Posted in Album Reviews

Thompson Twins – Into The Gap (40th Anniversary Edition) (2024)

The Thompson Twins trio scored a worldwide hit in late 1983/early 1994 with the synth pop sound of “Hold Me Now”.  40 years later the band released the 40th anniversary of the album it’s from, The Gap.  Two extra discs of rarities, B-sides, and alternate mixes of the record’s five singles fill up the rest of this deluxe edition of the album that went to #1 in the UK and top 10 in the US.

Charting higher than the first single in the UK were “Doctor! Doctor!” with it’s easily remembered chorus and the faintly ridiculous Southern US influenced but no less catchy “You Take Me Up” with it’s line, “I know what it means to work hard on machines”. Whether singer Tom Bailey is referring to the factory or synthesizers is anyone’s guess.
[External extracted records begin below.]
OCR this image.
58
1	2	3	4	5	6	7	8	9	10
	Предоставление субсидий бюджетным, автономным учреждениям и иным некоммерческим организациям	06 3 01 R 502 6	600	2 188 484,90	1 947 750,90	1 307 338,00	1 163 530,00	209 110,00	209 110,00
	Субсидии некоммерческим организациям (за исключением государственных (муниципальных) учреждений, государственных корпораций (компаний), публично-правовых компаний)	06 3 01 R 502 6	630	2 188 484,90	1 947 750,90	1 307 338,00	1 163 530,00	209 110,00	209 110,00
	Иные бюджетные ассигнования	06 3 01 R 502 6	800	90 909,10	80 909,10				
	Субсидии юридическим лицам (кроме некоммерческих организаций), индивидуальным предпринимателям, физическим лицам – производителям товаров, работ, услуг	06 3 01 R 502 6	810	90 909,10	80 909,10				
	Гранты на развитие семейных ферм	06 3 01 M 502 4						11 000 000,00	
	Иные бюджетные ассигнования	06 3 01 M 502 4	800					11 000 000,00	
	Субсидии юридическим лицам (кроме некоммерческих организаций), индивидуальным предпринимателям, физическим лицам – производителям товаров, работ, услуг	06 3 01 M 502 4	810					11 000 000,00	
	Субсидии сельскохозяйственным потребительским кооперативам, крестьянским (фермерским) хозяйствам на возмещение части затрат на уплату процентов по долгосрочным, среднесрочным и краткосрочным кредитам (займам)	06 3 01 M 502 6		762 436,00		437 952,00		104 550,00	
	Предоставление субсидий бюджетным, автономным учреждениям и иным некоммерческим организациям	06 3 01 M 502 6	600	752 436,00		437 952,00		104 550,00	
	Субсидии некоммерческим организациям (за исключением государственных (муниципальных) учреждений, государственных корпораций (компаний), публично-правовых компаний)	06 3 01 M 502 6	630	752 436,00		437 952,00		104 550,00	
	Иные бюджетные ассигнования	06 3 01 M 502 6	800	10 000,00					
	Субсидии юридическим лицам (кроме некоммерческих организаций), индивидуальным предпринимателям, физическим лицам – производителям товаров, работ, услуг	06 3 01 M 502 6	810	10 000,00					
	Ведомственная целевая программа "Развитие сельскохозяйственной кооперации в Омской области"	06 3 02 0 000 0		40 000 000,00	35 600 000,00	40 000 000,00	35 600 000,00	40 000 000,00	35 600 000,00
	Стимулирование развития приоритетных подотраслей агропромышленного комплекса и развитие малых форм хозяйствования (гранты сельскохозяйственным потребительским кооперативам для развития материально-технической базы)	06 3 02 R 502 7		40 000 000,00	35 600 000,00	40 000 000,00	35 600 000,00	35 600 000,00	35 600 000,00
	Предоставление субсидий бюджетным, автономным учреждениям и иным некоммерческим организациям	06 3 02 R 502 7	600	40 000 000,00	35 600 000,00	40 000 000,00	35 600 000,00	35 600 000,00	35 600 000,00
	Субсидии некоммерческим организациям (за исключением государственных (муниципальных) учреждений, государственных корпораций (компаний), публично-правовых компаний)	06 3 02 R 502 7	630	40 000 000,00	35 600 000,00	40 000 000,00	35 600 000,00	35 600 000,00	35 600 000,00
The album is loaded with slightly eastern influenced synth pop including the title track, one of the album’s highlights.  Other songs like “Sister of Mercy” touch on domestic abuse and “Storm On The Sea” hits the more melancholy side of the band with the lyric, “This party is over/and we, we are alone”.

Listeners should be prepared to listen to the album’s five singles in several variations on this triple disc collection. There are plenty of tracks to like including “Down the Tools”, an extended take on “You Take Me Up” that has the xylophone playing of Allanah Currie and Joe Leeway’s backing vocals on “Hold Me Now (Phil Thornalley Extended Mix)” that is one of the better variations on the track.  The instrumentals and backing tracks of several of the singles provides a different and enjoyable perspective on the songs while B-side “Leopard Ray” adds more guitar crunch to their sound.